Suara ketukan pintu memecah lamunanku. Seseorang memberi salam dan segera aku membukakan pintu. Rupanya tamu itu adalah kawanku, Ade.
Ia ingin mengajakku ke suatu tempat. Aku mengutarakan kesibukanku. Namun, karena ia kukuh memaksa terpaksa aku ikut dengannya. Aku langsung bergegas ganti pakaian. Gaya kasual mungkin yang cocok. Entah aku akan dibawa kemana oleh Ade. Pastinya aku tak akan bisa menduga. Dia penuh dengan ide. Ide cemerlang yang kadang tak terpikirkan olehku. Tapi aku yakin dia tak kan berbuat yang buruk.
Aku diboncenginya dengan motor ninja yang katanya ia beli sendiri dari hasil jerih payahnya. Motorku sedang kuperbaiki karena kemarin terjadi kecelakaan kecil dengan ban depan motorku sebagai korbannya. Sebelum sampai ditujuan Ade menghampiri rumah Bimo, Hamzah dan Antok. Ah, entah apa yang akan ia rencanakan. Aku malas untuk berpikir panjang. Selama perjalanan aku hanya tutup mulut, pasrah menanti apa yang nanti akan terjadi.
45 menit berlalu. Tiba-tiba motor berhenti. Kusibak jas hujan yang menutupiku dari tadi. Hujan sudah mereda. Kemudian kulihat sekitar. Daerah ini tampak asing bagiku. Suasananya sepi. Hanya pedagang sayur yang melenggang saja yang dapat aku lihat. Becek akibat hujan nampak jelas jarena tanahnya belum sempat diaspal oleh mandor-mador yang suka korupsi. Dihadapanku berdirilah rumah sederhana yang dindingnya dimakan umur. Namun tamannya indah dipenuhi bunga.
“Assalamu’alaikum”, seru Ade ke rumah itu.
Sementara aku masih terbingung-bingung dengan daerah ini ternyata Ade, Bimo dan Antok sudah ada di depan pagar rumah itu. Lalu, aku segera menyusul.
“Wa’alaikumsalam warrahmatullahi wabarakatuh”, jawab seorang ibu yang tiba-tiba muncul dari dalam rumah.

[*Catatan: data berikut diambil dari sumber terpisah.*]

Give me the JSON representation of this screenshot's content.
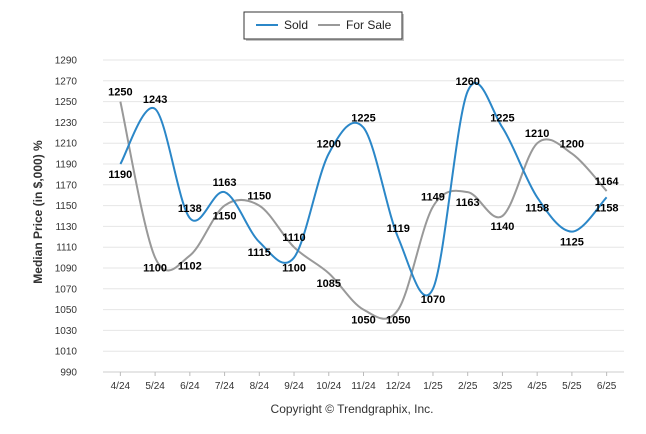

Aku dikejutkan oleh sosok yang aku saksikan. Perasaan kaget, terharu, dan bahagia membaur menjadi satu membentuk suatu simfoni yang menggetarkan lubuk hatiku. Paras wajah ibu ini sudah cukup kuat terpancang dalam memori otakku. Dialah Ibu Halimah, guru SD ku. Yang kuingat guruku ini kerap kusapa Bu Imah. Sudah hampir 16 tahun aku tidak menemui beliau. Tahu alamatnya saja tidak. Peduli apa aku waktu SD. Yang kupikirkan hanyalah bermain. Tak lebih dari itu.
Ia merasa terharu dengan kunjungan kami ini. Entah apa yang pernah kami lakukan waktu SD dulu, sehingga membuat Bu Imah, merasa terharu sekali ketika bertemu denganku. Setelah acara temu kangen di teras rumah kami dipersilakan masuk. Aku melihat sekitar. Sungguh ini yang pertama kalinya aku datang ke rumah bu Imah. Ternyata lokasinya berada di Bantul, Selatan Yogyakarta. Rumahnya tampak begitu sederhana. Tak banyak perabotan yang ada. Hanya kursi dan meja untuk menerima tamu serta beberapa foto lapuk yang terpanjang di dinding bambu rumah Bu Imah. Suasana rumah Bu Imah cukup mewakili betapa susahnya hidup beliau.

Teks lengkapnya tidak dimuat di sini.